DeFi (decentralized finance) offers new pathways to empower the financial ability of people around the world. However, over-collateral lending models do not consider the financial needs of people of all spheres. Celo Foundation believes that the improved accessibility and growth of DeFi are necessary to create wealth, and it usually depends on current and new lending models.
Considering this, Celo has recently come together with Mercy Corps Ventures to leverage Celo’s lending and borrowing protocol, Moola Market, and Kotani Pay (an African ramp provider) to develop a stablecoin lending paradigm in Kenya’s Nanyuki. Cinch Markets, an employer of this pilot, leases farmlands from small and marginal farmers and employs them to harvest high-value crops. Mercy Corps Ventures backed Cinch in this pilot.
This program’s repayment period still has a few months left, but it has already started demonstrating DeFi’s potential to empower and positively impact the rural and low-income groups. Around 68 farmers received loans of approximately $10,000 from Cinch in Kenya through text messaging and DeFi. Here is how and why it was done. Financial Tools Offered to the Excluded and Undeserved.
Individuals from low-income groups cannot always access credit through traditional ways because of the limited availability of capital from financial bodies. Due to this, some of them are forced to use alternative solutions like the savings and credit groups (Kenya’s SACCO), fintech, loan sharks, and microfinance institutions that charge exorbitant interest rates.
Current lending models are facing two main challenges – either the employers are loaded with administrative work, or the borrowers are facing exorbitant interest rates as the employer-based loans are connected with local capital and interest rates in the area.
The Celo-Cinch partnership will launch a 3-month pilot stablecoin loan in Nanyuki, Kenya. The loans from the pilot were solely for landowners and farmers hired by Cinch. It was hypothesized that employer-based loans using DeFi applications developed on Celo would offer better interest rates, feature faster delivery of loans, and reduce administrative overheads.
In April, the Cinch development team spread awareness among the Nanyuki employees to identify participants and gauge interest. Cinch selected around 100 employees from the eligible category. The participants faced two main obstacles while accessing DeFi loans – poor and unstable internet connectivity and the need to transfer stablecoin loans to M-Pesa (one of the largest mobile money services in Kenya). Both Celo and Kotani Pay could solve these problems.
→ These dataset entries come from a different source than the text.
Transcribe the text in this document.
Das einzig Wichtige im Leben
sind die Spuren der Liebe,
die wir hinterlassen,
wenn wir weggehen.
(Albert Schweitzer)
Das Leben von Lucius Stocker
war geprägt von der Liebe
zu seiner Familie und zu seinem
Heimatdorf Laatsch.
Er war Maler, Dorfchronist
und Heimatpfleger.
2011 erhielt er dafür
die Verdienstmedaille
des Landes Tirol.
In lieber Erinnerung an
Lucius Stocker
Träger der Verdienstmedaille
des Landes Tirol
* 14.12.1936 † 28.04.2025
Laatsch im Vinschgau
Employing the USSD system of Kotani Pay, the borrowers could interact with the Celo Defi blockchain and access loans through their mobile phones via text messages instead of smartphone apps. In addition, Kotani Pay also completed KYC requirements for every pilot participant using the information they entered. They created individual blockchain addresses on Celo, linking every participant’s phone number to their accounts on M-Pesa.
Although the pilot’s loan distribution segment is complete, Celo looks forward to accumulating the final statistics on every aspect in the next few months. Around 68 employees of Cinch took loans of about $9697 via Moola Market at an annual rate of interest of 8%, which was substantially lower than the interest rates of other alternatives in Nanyuki (approximately 20% or more at the time).
Each participant in this program was educated on calculating the loan and interest rate by entering their monthly salary. Some of them also recognized that if the tenure of the loans was increased, the repayment amount per month was reduced. It allowed them to apply for larger loans with the same monthly income. In addition, around 97% of the employees at Cinch could successfully access the loans through the system provided by Kotani Pay. However, only two employees complained about facing issues because of the lack of credit needed to access their network and M-Pesa accounts.